# Cloud Semantic Search Value (Customer-Facing Technical Story)
This document explains why teams should buy cloud semantic search even when local search exists.
## Core Promise
Markdown files remain the source of truth in both local and cloud modes.
- Files are portable.
- Search indexes are derived and rebuildable.
- You never get locked into proprietary document storage.
## The Customer Problem
Teams paying for cloud are usually not optimizing for "can this run locally." They are optimizing for:
- finding the right note the first time,
- keeping retrieval quality high as note volume grows,
- avoiding search slowdowns while content is actively changing,
- getting consistent results across users, agents, and sessions.
## Why Cloud Is the Aspirin
Cloud semantic search is the immediate pain reliever because it fixes the problems users feel right now.
### 1) Better hit rate on real queries
Cloud uses stronger managed embeddings than the default local model, which improves semantic recall for paraphrases and vague questions.
Customer outcome:
- fewer "I know this exists but search missed it" moments,
- less query rewording,
- faster time to answer.
### 2) Better behavior under active workloads
Cloud indexing runs out of band in workers, so indexing does not compete with interactive read/write traffic.
Customer outcome:
- stable search responsiveness during heavy updates,
- fresher semantic results shortly after edits,
- less user-visible performance variance.

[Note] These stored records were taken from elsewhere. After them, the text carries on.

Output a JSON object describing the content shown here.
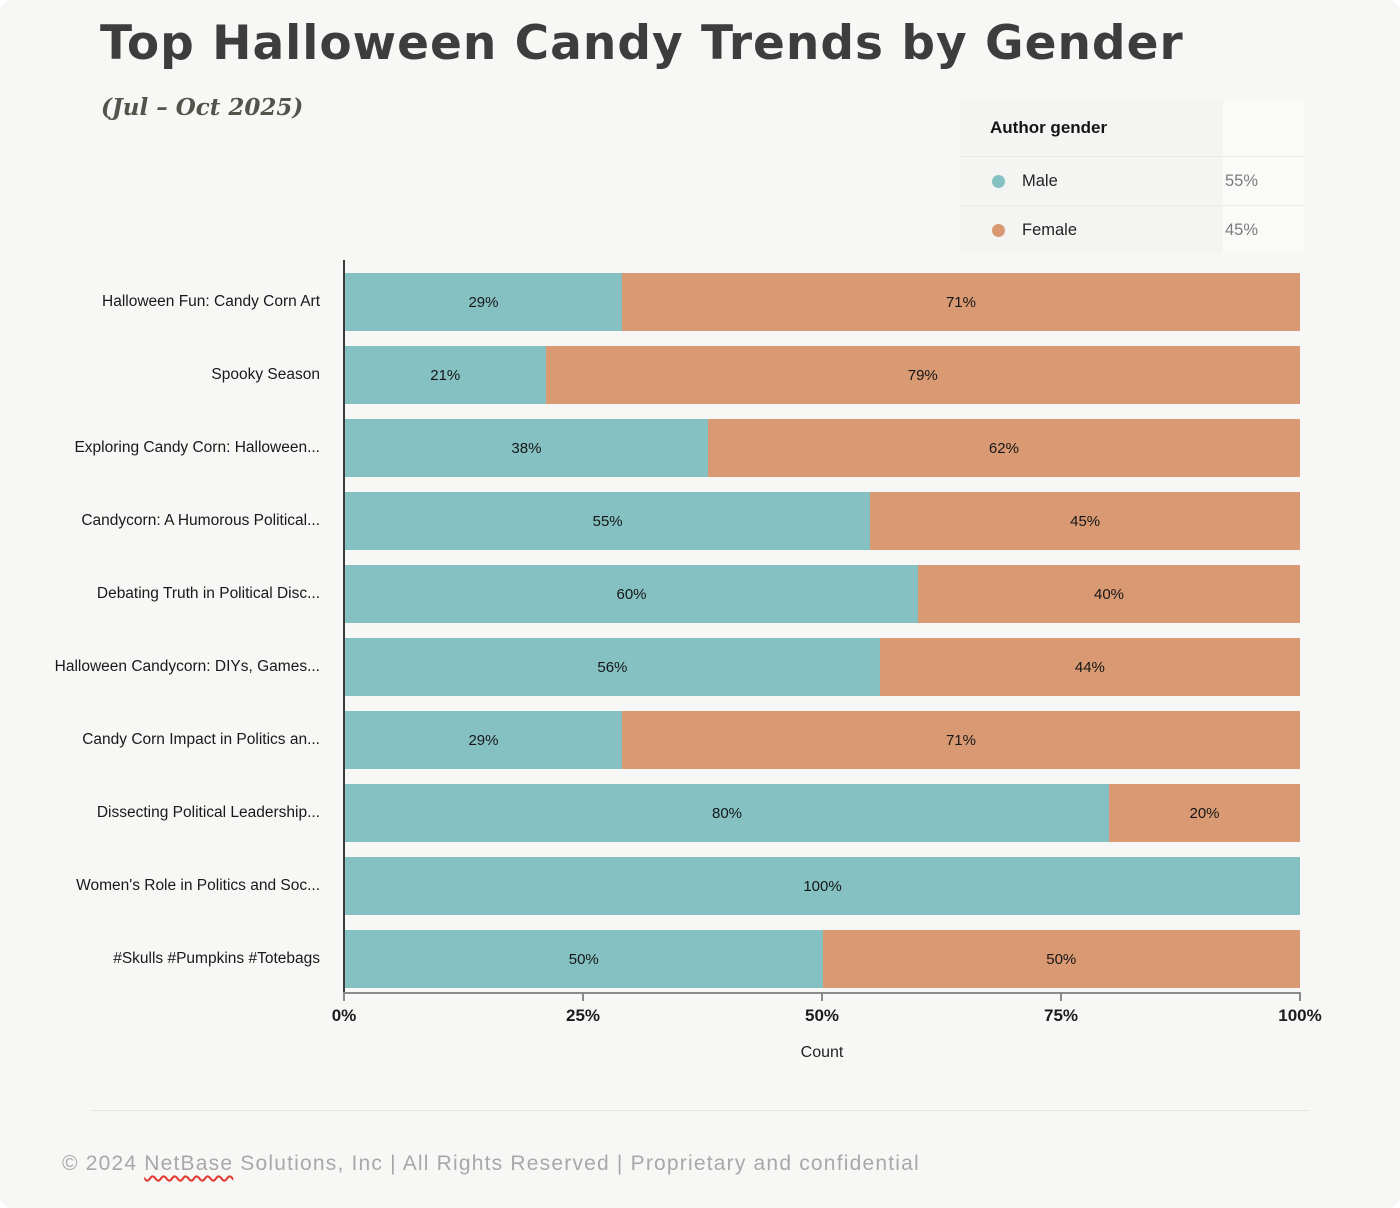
{
  "page": {
    "title": "Top Halloween Candy Trends by Gender",
    "subtitle": "(Jul – Oct 2025)",
    "footer": {
      "prefix": "© 2024 ",
      "brand": "NetBase",
      "suffix": " Solutions, Inc | All Rights Reserved | Proprietary and confidential"
    }
  },
  "legend": {
    "title": "Author gender",
    "items": [
      {
        "label": "Male",
        "percent": "55%",
        "color": "#85c1c3"
      },
      {
        "label": "Female",
        "percent": "45%",
        "color": "#d99a73"
      }
    ]
  },
  "chart_data": {
    "type": "bar",
    "orientation": "horizontal",
    "stacked": true,
    "units": "percent",
    "title": "Top Halloween Candy Trends by Gender",
    "xlabel": "Count",
    "ylabel": "",
    "xlim": [
      0,
      100
    ],
    "x_ticks": [
      "0%",
      "25%",
      "50%",
      "75%",
      "100%"
    ],
    "grid": false,
    "legend_position": "top-right",
    "categories": [
      "Halloween Fun: Candy Corn Art",
      "Spooky Season",
      "Exploring Candy Corn: Halloween...",
      "Candycorn: A Humorous Political...",
      "Debating Truth in Political Disc...",
      "Halloween Candycorn: DIYs, Games...",
      "Candy Corn Impact in Politics an...",
      "Dissecting Political Leadership...",
      "Women's Role in Politics and Soc...",
      "#Skulls #Pumpkins #Totebags"
    ],
    "series": [
      {
        "name": "Male",
        "color": "#85c1c3",
        "values": [
          29,
          21,
          38,
          55,
          60,
          56,
          29,
          80,
          100,
          50
        ]
      },
      {
        "name": "Female",
        "color": "#d99a73",
        "values": [
          71,
          79,
          62,
          45,
          40,
          44,
          71,
          20,
          0,
          50
        ]
      }
    ]
  }
}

### 3) Better consistency for shared knowledge
Cloud retrieval runs against a centralized tenant index, so teams and agents resolve against the same semantic state.
Customer outcome:
- fewer "works on my machine" search differences,
- more predictable agent behavior across environments,
- easier cross-user collaboration on large knowledge bases.
### 4) Better quality at higher scale
With Postgres + `pgvector` per tenant, cloud can sustain larger note collections and higher query volumes than typical local setups.
Customer outcome:
- confidence as repositories grow to tens of thousands of notes,
- less need for user-side tuning,
- fewer quality regressions as usage increases.
## Local Is the Vitamin
Local semantic search still matters and should stay strong.
- offline use,
- privacy-first operation,
- no cloud dependency,
- user-controlled runtime.
It compounds long-term ownership and resilience, but does not remove the immediate pain points cloud solves for teams at scale.
## Recommended Messaging
One-liner:
"Cloud semantic search is the aspirin: it fixes retrieval quality and performance pain now. Local semantic search is the vitamin: it builds long-term control and resilience."
Long form:
"Basic Memory keeps markdown as the source of truth everywhere. Local gives privacy and offline control. Cloud adds immediate, measurable improvements in search quality, consistency, and responsiveness for teams and agents running at scale."
## Packaging Guidance
- Base: local FTS plus optional local semantic search.
- Cloud value: higher semantic quality, stable performance under load, and consistent team-wide retrieval.
- Keep interfaces pluggable (`EmbeddingProvider`, vector backend protocol) so implementation can evolve without changing user workflows.